A conclusão da especialização decorreu das avaliações com classificação igual
ou superior a 10 valores, das disciplinas leccionadas durante quatro semestres.
A situação referente à anulação da creditação diz respeito, apenas, ao grau de
licenciatura, caso que não se verifica na situação académica do aluno em causa
que ainda não obteve o grau de licenciatura, de modo que não seria possível
usufruir de qualquer creditação curricular.” Acrescenta que tudo isto foi
esclarecido numa audiência com a Universidade Lusófona.
Aos
alunos visados a universidade está a propor a reinstrução de processos. André
Gomes, que se aposentou este ano, é dos que nem se importa de fazer novas
unidades curriculares se for caso disso. Está “de consciência tranquila”. Teve
uma carreira com cargos de chefia.
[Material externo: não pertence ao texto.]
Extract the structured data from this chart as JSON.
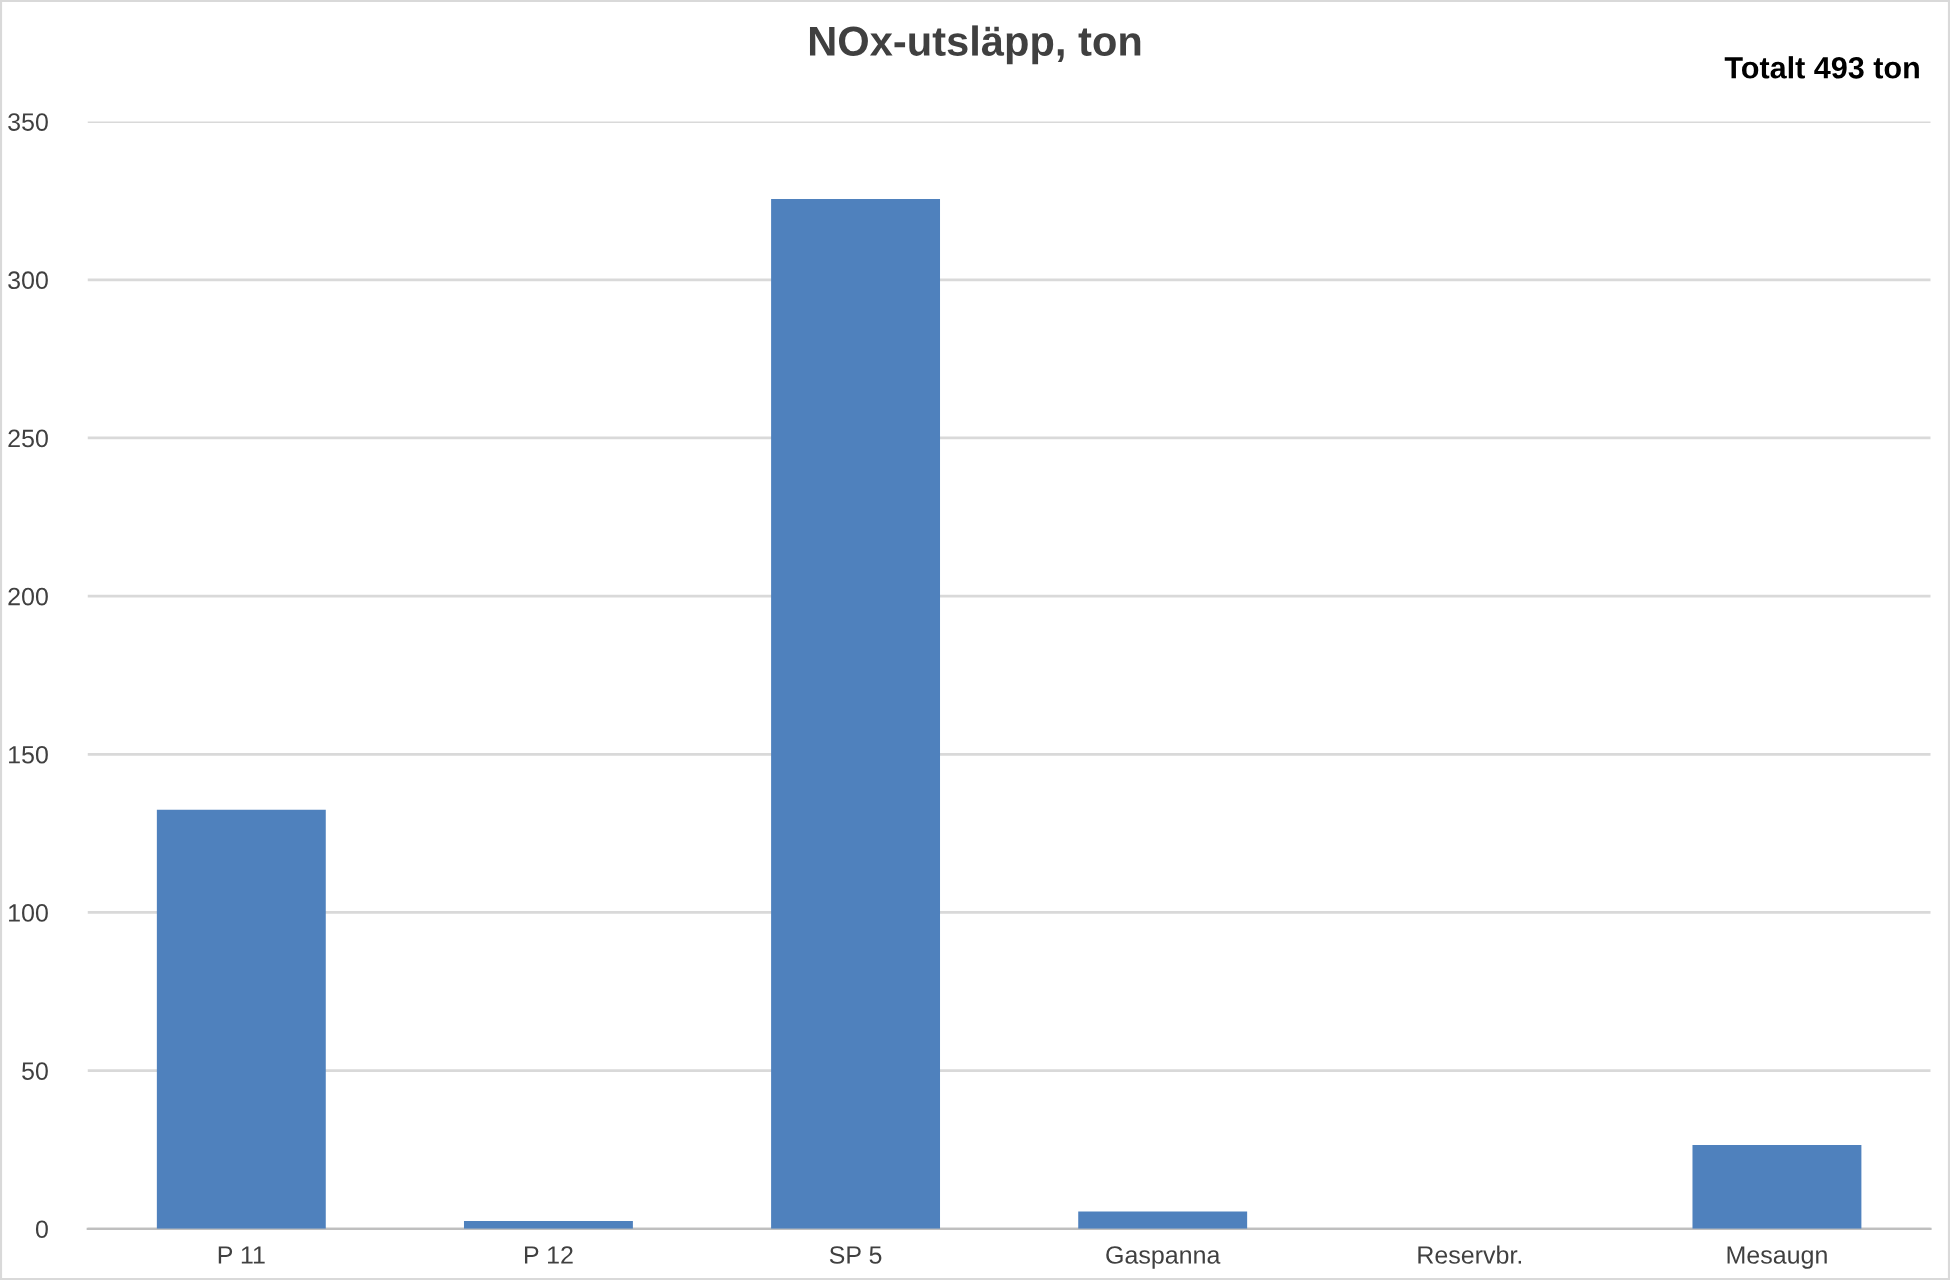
{
  "chart_data": {
    "type": "bar",
    "title": "NOx-utsläpp, ton",
    "annotations": [
      "Totalt 493 ton"
    ],
    "categories": [
      "P 11",
      "P 12",
      "SP 5",
      "Gaspanna",
      "Reservbr.",
      "Mesaugn"
    ],
    "values": [
      132.5,
      2.5,
      325.5,
      5.5,
      0,
      26.5
    ],
    "color": "#4f81bd",
    "ylim": [
      0,
      350
    ],
    "yticks": [
      0,
      50,
      100,
      150,
      200,
      250,
      300,
      350
    ],
    "grid": "y",
    "legend": false
  }
}
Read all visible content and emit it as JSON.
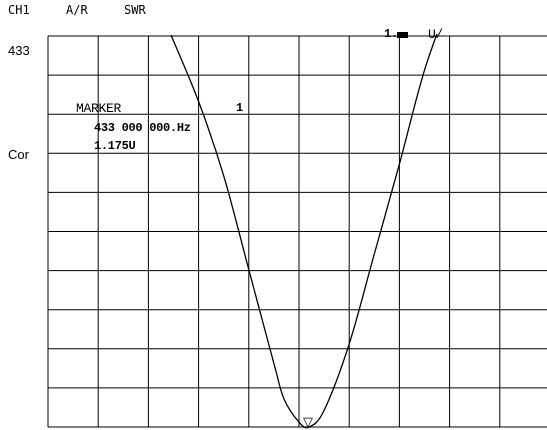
{
  "header": {
    "channel": "CH1",
    "format": "A/R",
    "measurement": "SWR"
  },
  "left_labels": {
    "center_frequency": "433",
    "correction": "Cor"
  },
  "scale_readout": {
    "value": "1.",
    "unit": "U/"
  },
  "marker": {
    "title": "MARKER",
    "number": "1",
    "frequency": "433 000 000.Hz",
    "value": "1.175U"
  },
  "trace_marker_symbol": "▽",
  "colors": {
    "background": "#ffffff",
    "grid": "#000000",
    "trace": "#000000"
  },
  "chart_data": {
    "type": "line",
    "title": "",
    "xlabel": "",
    "ylabel": "",
    "x_divisions": 10,
    "y_divisions": 10,
    "reference_top_value": 11.175,
    "units_per_division": 1,
    "series": [
      {
        "x": [
          2.45,
          3.0,
          3.5,
          4.0,
          4.5,
          4.7,
          5.0,
          5.2,
          5.5,
          6.0,
          6.5,
          7.0,
          7.5,
          8.0,
          8.3
        ],
        "y": [
          11.2,
          9.5,
          7.6,
          5.2,
          2.8,
          1.9,
          1.3,
          1.175,
          1.6,
          3.3,
          5.6,
          7.9,
          10.3,
          12.1,
          13.2
        ]
      }
    ],
    "marker": {
      "x": 5.2,
      "y": 1.175,
      "label": "1"
    },
    "grid": true
  }
}
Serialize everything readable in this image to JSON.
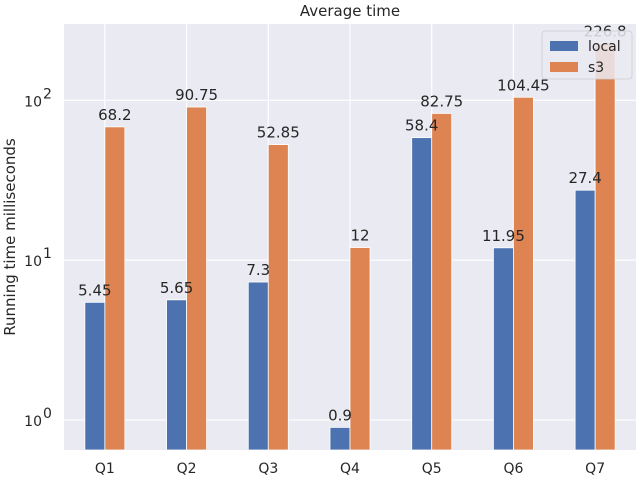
{
  "chart_data": {
    "type": "bar",
    "title": "Average time",
    "xlabel": "",
    "ylabel": "Running time milliseconds",
    "y_scale": "log",
    "ylim": [
      0.65,
      300
    ],
    "grid": true,
    "legend_position": "top-right",
    "categories": [
      "Q1",
      "Q2",
      "Q3",
      "Q4",
      "Q5",
      "Q6",
      "Q7"
    ],
    "series": [
      {
        "name": "local",
        "color": "#4c72b0",
        "values": [
          5.45,
          5.65,
          7.3,
          0.9,
          58.4,
          11.95,
          27.4
        ]
      },
      {
        "name": "s3",
        "color": "#dd8452",
        "values": [
          68.2,
          90.75,
          52.85,
          12,
          82.75,
          104.45,
          226.8
        ]
      }
    ],
    "y_ticks": [
      {
        "value": 1,
        "base": "10",
        "exp": "0"
      },
      {
        "value": 10,
        "base": "10",
        "exp": "1"
      },
      {
        "value": 100,
        "base": "10",
        "exp": "2"
      }
    ],
    "background_color": "#eaeaf2",
    "grid_color": "#ffffff"
  }
}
Já tinha feito cadeiras na Universidade
Lusíada antes de ir para a Lusófona. Aqui fez as cadeiras que lhe disseram para
fazer, em regime nocturno, licenciou-se em 2011. Só mudou porque as propinas
eram mais baratas: “A Lusófona tinha um protocolo com a PSP.”
Nesta
terça-feira a Universidade Lusófona emitiu um comunicado onde garante: “A
fase de reinstrução de processos está em curso e é completamente individualizada,
dependendo a sua conclusão da situação concreta de cada aluno. Concluída a
reinstrução, aplica-se a estes processos, de acordo com o definido no código do
processo administrativo, o princípio da retroactividade, produzindo os actos
presentes efeitos sobre o momento passado – momento em que foi declarada a
nulidade. Ou seja, da reinstrução administrativa do processo não resulta para o
visado qualquer tipo de lesa.”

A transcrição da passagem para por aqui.